An explosive expert acting as a consultant for the insurer examined some of the wreckage in the hangar at Gander. He believed he found evidence of an in-flight explosion. This evidence included a roughly circular hole some 11 inches in diameter in a fuselage sidewall. The hole, located just above the floor line in the passenger cabin, seemed to be punched out explosively. The fuselage section showed no damage other than the outward pucker around the hole (Figure DO10). The partial window frame above the hole seems to be distorted outward as if from an internal blast.
The consultant believed that the hole could not have been formed in the panel after it had separated without other damage to the interior surface. But an explosion in the passenger cabin while the sidewall was still attached to the floor may well have produced such damage. As would be expected in view of the extensive weathering of the debris. Forensic examination found no evidence of explosive residue.

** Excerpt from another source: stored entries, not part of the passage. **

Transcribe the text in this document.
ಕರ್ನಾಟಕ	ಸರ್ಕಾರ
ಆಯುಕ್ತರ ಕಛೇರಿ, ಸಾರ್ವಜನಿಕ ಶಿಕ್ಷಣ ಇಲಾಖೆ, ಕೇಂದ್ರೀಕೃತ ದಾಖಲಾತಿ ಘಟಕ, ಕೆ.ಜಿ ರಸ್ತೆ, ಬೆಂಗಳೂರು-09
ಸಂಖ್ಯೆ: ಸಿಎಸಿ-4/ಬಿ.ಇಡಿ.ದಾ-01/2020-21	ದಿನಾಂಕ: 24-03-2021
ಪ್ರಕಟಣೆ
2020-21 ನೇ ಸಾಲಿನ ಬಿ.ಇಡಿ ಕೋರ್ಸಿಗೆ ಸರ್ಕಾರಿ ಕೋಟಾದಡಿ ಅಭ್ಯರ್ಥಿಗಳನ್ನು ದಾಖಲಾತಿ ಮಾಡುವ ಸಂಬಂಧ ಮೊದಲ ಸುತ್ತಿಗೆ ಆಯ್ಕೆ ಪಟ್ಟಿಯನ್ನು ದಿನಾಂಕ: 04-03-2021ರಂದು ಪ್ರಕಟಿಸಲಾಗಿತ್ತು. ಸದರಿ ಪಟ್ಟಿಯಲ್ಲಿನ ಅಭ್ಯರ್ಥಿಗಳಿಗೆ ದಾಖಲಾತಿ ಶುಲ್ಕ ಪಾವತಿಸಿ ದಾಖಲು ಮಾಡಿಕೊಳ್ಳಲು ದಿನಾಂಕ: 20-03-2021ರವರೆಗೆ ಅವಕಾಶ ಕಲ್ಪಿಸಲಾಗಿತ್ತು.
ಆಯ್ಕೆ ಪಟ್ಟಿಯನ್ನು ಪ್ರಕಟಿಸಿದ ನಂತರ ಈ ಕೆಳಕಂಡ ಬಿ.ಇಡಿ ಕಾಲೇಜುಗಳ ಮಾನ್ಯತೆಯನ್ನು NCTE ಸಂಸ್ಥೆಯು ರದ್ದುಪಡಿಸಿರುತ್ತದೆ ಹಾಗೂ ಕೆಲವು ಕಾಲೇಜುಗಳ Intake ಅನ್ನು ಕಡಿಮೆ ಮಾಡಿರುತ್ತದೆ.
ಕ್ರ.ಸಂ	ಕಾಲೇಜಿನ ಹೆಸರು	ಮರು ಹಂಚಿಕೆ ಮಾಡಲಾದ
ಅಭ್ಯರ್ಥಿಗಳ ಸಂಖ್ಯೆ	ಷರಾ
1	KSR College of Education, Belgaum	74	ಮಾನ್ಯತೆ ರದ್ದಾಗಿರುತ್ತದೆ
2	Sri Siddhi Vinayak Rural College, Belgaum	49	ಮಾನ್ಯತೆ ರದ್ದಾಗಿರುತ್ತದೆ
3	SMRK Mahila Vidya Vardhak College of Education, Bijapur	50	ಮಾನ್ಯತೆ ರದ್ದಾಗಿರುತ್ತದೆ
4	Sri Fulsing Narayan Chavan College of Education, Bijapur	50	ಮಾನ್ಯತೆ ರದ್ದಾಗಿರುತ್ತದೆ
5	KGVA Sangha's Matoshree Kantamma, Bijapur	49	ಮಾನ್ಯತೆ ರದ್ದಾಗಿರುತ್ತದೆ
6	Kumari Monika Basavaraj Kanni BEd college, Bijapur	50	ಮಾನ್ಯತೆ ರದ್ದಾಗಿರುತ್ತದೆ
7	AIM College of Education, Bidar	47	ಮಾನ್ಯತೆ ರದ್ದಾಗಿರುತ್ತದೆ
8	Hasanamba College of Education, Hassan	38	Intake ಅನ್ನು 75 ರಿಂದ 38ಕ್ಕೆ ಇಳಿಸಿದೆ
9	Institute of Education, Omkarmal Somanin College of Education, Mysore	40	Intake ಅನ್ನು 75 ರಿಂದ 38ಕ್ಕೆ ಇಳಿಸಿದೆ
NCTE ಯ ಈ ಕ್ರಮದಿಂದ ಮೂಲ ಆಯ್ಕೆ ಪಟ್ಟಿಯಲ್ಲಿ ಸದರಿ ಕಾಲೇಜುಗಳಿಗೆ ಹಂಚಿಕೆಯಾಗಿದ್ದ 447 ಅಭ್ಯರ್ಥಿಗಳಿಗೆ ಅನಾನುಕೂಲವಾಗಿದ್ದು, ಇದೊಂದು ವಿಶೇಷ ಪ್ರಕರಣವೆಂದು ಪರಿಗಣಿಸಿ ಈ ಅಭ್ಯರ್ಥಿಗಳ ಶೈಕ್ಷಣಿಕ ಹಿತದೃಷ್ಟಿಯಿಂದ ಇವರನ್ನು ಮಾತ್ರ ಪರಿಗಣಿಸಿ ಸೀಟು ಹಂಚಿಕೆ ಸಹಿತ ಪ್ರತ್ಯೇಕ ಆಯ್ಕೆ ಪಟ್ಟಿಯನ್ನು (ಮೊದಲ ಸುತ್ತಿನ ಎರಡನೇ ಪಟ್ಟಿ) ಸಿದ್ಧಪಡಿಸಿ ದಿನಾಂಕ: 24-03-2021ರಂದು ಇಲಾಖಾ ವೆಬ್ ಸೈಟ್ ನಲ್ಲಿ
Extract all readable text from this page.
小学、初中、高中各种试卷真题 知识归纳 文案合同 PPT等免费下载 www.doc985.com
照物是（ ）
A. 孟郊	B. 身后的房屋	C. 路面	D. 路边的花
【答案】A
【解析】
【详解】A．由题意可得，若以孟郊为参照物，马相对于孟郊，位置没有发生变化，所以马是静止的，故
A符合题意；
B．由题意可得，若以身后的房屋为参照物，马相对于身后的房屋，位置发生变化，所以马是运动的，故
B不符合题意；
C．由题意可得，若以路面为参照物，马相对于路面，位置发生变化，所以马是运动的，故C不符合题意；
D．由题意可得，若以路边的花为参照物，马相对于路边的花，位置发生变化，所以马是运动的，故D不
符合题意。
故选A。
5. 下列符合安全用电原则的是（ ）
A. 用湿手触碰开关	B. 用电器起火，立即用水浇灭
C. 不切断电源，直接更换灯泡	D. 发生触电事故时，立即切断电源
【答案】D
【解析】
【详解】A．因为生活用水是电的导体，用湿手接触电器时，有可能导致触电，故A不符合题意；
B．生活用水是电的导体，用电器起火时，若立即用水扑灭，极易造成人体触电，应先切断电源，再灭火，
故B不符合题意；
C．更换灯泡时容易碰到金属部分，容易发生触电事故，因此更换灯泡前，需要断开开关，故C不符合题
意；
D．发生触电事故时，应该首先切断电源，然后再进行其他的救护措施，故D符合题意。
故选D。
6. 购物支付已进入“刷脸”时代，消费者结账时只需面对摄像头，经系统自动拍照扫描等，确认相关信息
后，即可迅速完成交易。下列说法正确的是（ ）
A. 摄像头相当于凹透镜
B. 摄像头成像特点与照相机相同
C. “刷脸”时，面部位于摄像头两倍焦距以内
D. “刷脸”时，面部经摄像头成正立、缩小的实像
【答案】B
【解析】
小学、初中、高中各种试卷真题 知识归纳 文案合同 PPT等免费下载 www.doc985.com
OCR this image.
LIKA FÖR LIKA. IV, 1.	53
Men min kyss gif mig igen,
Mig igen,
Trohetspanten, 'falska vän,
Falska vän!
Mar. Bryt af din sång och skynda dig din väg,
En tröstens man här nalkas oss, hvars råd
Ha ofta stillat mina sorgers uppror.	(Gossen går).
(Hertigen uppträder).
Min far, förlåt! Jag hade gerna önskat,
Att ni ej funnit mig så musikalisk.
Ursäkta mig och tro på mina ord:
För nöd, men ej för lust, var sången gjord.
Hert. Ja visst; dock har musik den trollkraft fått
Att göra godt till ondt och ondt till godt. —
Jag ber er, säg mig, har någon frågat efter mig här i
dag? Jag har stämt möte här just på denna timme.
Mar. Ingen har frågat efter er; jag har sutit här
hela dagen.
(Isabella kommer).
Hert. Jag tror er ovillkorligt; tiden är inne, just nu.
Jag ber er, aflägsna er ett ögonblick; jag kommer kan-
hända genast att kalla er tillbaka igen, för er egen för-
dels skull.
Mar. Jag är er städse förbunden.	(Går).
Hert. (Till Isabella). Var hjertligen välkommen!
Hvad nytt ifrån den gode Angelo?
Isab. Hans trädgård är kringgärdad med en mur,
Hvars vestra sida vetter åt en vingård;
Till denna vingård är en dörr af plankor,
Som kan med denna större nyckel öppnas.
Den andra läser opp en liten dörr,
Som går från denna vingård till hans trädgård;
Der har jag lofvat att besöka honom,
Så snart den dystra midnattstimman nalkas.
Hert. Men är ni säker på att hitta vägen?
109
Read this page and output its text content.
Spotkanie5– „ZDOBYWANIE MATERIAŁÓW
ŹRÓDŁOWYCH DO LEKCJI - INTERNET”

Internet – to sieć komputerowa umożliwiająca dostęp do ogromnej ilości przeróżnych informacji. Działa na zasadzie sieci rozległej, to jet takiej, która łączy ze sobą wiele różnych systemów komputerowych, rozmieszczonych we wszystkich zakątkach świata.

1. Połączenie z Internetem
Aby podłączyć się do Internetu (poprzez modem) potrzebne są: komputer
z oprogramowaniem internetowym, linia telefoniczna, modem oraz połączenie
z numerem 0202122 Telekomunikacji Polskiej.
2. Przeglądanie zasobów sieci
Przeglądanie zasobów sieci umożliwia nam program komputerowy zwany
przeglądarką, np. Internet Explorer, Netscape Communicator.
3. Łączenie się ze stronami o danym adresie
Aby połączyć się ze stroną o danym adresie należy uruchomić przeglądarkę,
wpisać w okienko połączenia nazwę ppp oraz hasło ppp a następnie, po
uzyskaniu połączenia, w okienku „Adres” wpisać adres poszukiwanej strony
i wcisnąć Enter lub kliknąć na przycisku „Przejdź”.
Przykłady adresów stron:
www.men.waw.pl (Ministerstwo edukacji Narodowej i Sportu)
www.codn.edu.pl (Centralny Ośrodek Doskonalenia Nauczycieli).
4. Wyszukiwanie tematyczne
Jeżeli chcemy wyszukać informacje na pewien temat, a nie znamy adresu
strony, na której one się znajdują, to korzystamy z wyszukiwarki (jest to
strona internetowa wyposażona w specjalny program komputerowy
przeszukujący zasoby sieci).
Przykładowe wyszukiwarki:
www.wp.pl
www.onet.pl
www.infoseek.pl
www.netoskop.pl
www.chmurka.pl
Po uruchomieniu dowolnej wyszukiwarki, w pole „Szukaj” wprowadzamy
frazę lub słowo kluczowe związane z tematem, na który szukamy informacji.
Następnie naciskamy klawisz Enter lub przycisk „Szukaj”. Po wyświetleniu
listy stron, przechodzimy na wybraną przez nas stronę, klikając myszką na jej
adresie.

The majority attributes the hole to damage occurring during impact We believe that such a hole could not have been punched in an unattached section without further damage and without indication of what might have caused it. Accordingly, we hold the consultant's hypothesis credible.
Our own examination of photographs of the wreckage found more evidence of possible explosions. Figure DO11. shows a substantial explosively ripped hole apparently on the underside of the aircraft. Figure DO12. shows an interior view. We could not establish the location on the aircraft, but the wide extent of battered and crushed ribs might be supposed to be the result of impact by material blown about by an explosion. Additional detail shown in
Figure DO13. shows chips removed with no apparent local deformation. Such damage suggests high fracture rates typical of explosions.
A host of complex control breakdowns could ensue if the kind of battering illustrated in Figure DO12. were to occur in the ceiling of a forward baggage compartment where cables pass on way ro the engines and flight controls. Such common cause failures could account for seemingly improbable simultaneous runaway flaps, in-flight deployment of thrust reversers, along with inability to raise the landing gear.
We accept these and similar photographs as convincing evidence of an in-flight fire and possible evidence of an in-flight explosion. But, in view of the nature of our review, we cannot reasonably speculate on the resulting damage to aircraft systems.